I loved it how yesterday, my kids drank smoothies with lettuce and herbs and had NO problem with it! Today, we tried kale in our smoothie! Again, no problem! (Oh, and I made this one up.)
1 cup milk (I used 2%.)
1 cup frozen blueberries (thawed just a tiny bit.)
1 large red pear, cored and cut into pieces
1 small kale leaf (we’re easing into this…I’ll probably do a little more next time.)
1/3 cup vanilla yogurt
I put the milk in first, then added the kale and mixed it up. I wanted to make sure the “green stuff” was mixed really well. Then I added the blueberries and mixed it. I did the pear a few pieces at a time. The banana and yogurt mixed in nicely. I ended up getting this mixed really well. The only problem we had with this smoothie was the grittiness from the pear. It wasn’t bad though! Other than that, it tasted really good! You couldn’t even taste the kale! I’ll do it again…next time using a little more kale. shhhhhhhhhhhhh
*Pear’s fiber does a lot more than help prevent constipation and ensure regularity. Fiber has been shown in a number of studies to lower high cholesterol levels, good news to people at risk for atherosclerosis or diabetic heart disease. Fiber in the colon binds to bile salts and carries them out of the body. Since bile salts are made from cholesterol, the body must break down more cholesterol to make more bile, a substance that is also necessary for digestion. The end result is a lowering of cholesterol levels.

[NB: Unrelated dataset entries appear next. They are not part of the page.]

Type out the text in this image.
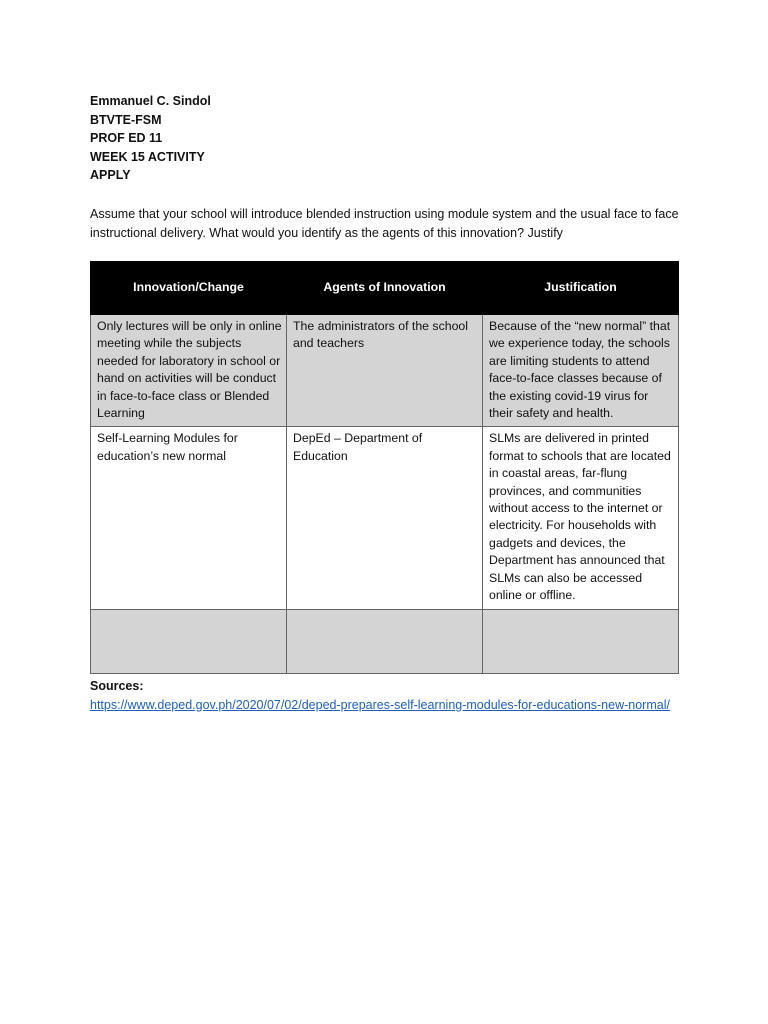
Emmanuel C. Sindol
BTVTE-FSM
PROF ED 11
WEEK 15 ACTIVITY
APPLY
Assume that your school will introduce blended instruction using module system and the usual face to face instructional delivery. What would you identify as the agents of this innovation? Justify
Innovation/Change	Agents of Innovation	Justification
Only lectures will be only in online meeting while the subjects needed for laboratory in school or hand on activities will be conduct in face-to-face class or Blended Learning	The administrators of the school and teachers	Because of the “new normal” that we experience today, the schools are limiting students to attend face-to-face classes because of the existing covid-19 virus for their safety and health.
Self-Learning Modules for education’s new normal	DepEd – Department of Education	SLMs are delivered in printed format to schools that are located in coastal areas, far-flung provinces, and communities without access to the internet or electricity. For households with gadgets and devices, the Department has announced that SLMs can also be accessed online or offline.

Sources:
https://www.deped.gov.ph/2020/07/02/deped-prepares-self-learning-modules-for-educations-new-normal/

Fiber also binds to cancer-causing chemicals in the colon, preventing them from damaging colon cells. This may be one reason why diets high in fiber-rich foods, such as pears, are associated with a reduced risk of colon cancer. Additionally, the fact that low dietary intake of copper seems to also associated with risk factors for colon cancer (increased fecal free radical production and fecal water alkaline phosphatase activity) serves as yet another reason in support of why this delicious fruit may be very beneficial for colonic health.
*Kale’s risk-lowering benefits for cancer have recently been extended to at least five different types of cancer. These types include cancer of the bladder, breast, colon, ovary, and prostate. Isothiocyanates (ITCs) made from glucosinolates in kale play a primary role in achieving these risk-lowering benefits.